Ktor 2.1.3 Help

Type-safe requests

Ktor provides the Resources plugin that allows you to implement type-safe requests. To accomplish this, you need to create a class that describes resources available on a server and then annotate this class using the @Resource keyword. Such classes should also have the @Serializable annotation provided by the kotlinx.serialization library.

Add dependencies

Add kotlinx.serialization

Given that resource classes should have the @Serializable annotation, you need to add the Kotlin serialization plugin as described in the Setup section.

Add Resources dependencies

To use Resources, you need to include the ktor-client-resources artifact in the build script:

implementation("io.ktor:ktor-client-resources:$ktor_version")
implementation "io.ktor:ktor-client-resources:$ktor_version"
<dependency> <groupId>io.ktor</groupId> <artifactId>ktor-client-resources-jvm</artifactId> <version>${ktor_version}</version> </dependency>

You can learn more about artifacts required by the Ktor client from Adding client dependencies.

Install Resources

To install Resources, pass it to the install function inside a client configuration block:

import io.ktor.client.* import io.ktor.client.engine.cio.* import io.ktor.client.plugins.resources.* //... val client = HttpClient(CIO) { install(Resources) }

Create resource classes

Each resource class should have the following annotations:

Below we'll take a look at several examples of resource classes - defining a single path segment, query and path parameters, and so on.

Resource URL

The example below shows how to define the Articles class that specifies a resource responding on the /articles path.

import io.ktor.resources.* @Serializable @Resource("/articles") class Articles()

Resources with a query parameter

The Articles class below has the sort string property that acts as a query parameter and allows you to define a resource responding on the following path with the sort query parameter: /articles?sort=new.

@Serializable @Resource("/articles") class Articles(val sort: String? = "new")

Note that properties can be primitives or types annotated with the @Serializable annotation.

Resources with nested classes

You can nest classes to create resources that contain several path segments. Note that in this case nested classes should have a property with an outer class type.
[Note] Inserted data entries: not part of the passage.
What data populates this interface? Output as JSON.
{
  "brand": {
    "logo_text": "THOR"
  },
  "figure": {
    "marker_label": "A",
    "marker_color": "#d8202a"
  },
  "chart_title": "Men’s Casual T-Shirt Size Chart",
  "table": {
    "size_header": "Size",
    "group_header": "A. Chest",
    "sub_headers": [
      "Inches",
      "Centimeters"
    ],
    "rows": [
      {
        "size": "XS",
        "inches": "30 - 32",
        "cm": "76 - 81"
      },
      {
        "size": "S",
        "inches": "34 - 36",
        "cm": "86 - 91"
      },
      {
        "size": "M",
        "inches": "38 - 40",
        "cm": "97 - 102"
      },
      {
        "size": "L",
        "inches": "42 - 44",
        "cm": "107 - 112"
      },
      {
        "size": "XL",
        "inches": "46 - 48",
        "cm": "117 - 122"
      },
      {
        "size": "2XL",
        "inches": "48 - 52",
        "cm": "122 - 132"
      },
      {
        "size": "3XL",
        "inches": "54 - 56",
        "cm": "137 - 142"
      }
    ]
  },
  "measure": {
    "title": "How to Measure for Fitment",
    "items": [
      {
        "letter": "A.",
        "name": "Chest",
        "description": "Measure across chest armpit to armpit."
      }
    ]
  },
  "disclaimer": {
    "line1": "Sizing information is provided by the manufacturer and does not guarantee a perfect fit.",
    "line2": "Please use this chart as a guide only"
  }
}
The example below shows a resource responding on the /articles/new path.

@Serializable @Resource("/articles") class Articles() { @Serializable @Resource("new") class New(val parent: Articles = Articles()) }

Resources with a path parameter

The example below demonstrates how to add the nested {id} integer path parameter that matches a path segment and captures it as a parameter named id.

@Serializable @Resource("/articles") class Articles() { @Serializable @Resource("{id}") class Id(val parent: Articles = Articles(), val id: Long) }

As an example, this resource can be used to respond on /articles/12.

Example: A resource for CRUD operations

Let's summarize the examples above and create the Articles resource for CRUD operations.

@Serializable @Resource("/articles") class Articles() { @Serializable @Resource("new") class New(val parent: Articles = Articles()) @Serializable @Resource("{id}") class Id(val parent: Articles = Articles(), val id: Long) { @Serializable @Resource("edit") class Edit(val parent: Id) } }

This resource can be used to list all articles, post a new article, edit it, and so on. We'll see how to make type-safe requests to this resource in the next section.

Make type-safe requests

To make a request to a typed resource, you need to pass a resource class instance to a request function (request, get, post, put, and so on). For example, the sample below shows how to make a request to the /articles path.

@Serializable @Resource("/articles") class Articles() fun main() { runBlocking { val client = HttpClient(CIO) { install(Resources) // ... } val getAllArticles = client.get(Articles()) } }

The example below shows how to make typed requests to the Articles resource created in Example: A resource for CRUD operations.

fun main() { runBlocking { val client = HttpClient(CIO) { install(Resources) defaultRequest { host = "0.0.0.0" port = 8080 url { protocol = URLProtocol.HTTP } } } val getAllArticles = client.get(Articles()) val newArticle = client.get(Articles.New()) val postArticle = client.post(Articles()) { setBody("Article content") } val getArticle = client.get(Articles.Id(id = 12)) val editArticlePage = client.get(Articles.Id.Edit(Articles.Id(id = 12))) val putArticle = client.put(Articles.Id(id = 12)) { setBody("New article content") } val deleteArticle = client.delete(Articles.Id(id = 12)) }

The defaultRequest function is used to specify a default URL for all requests.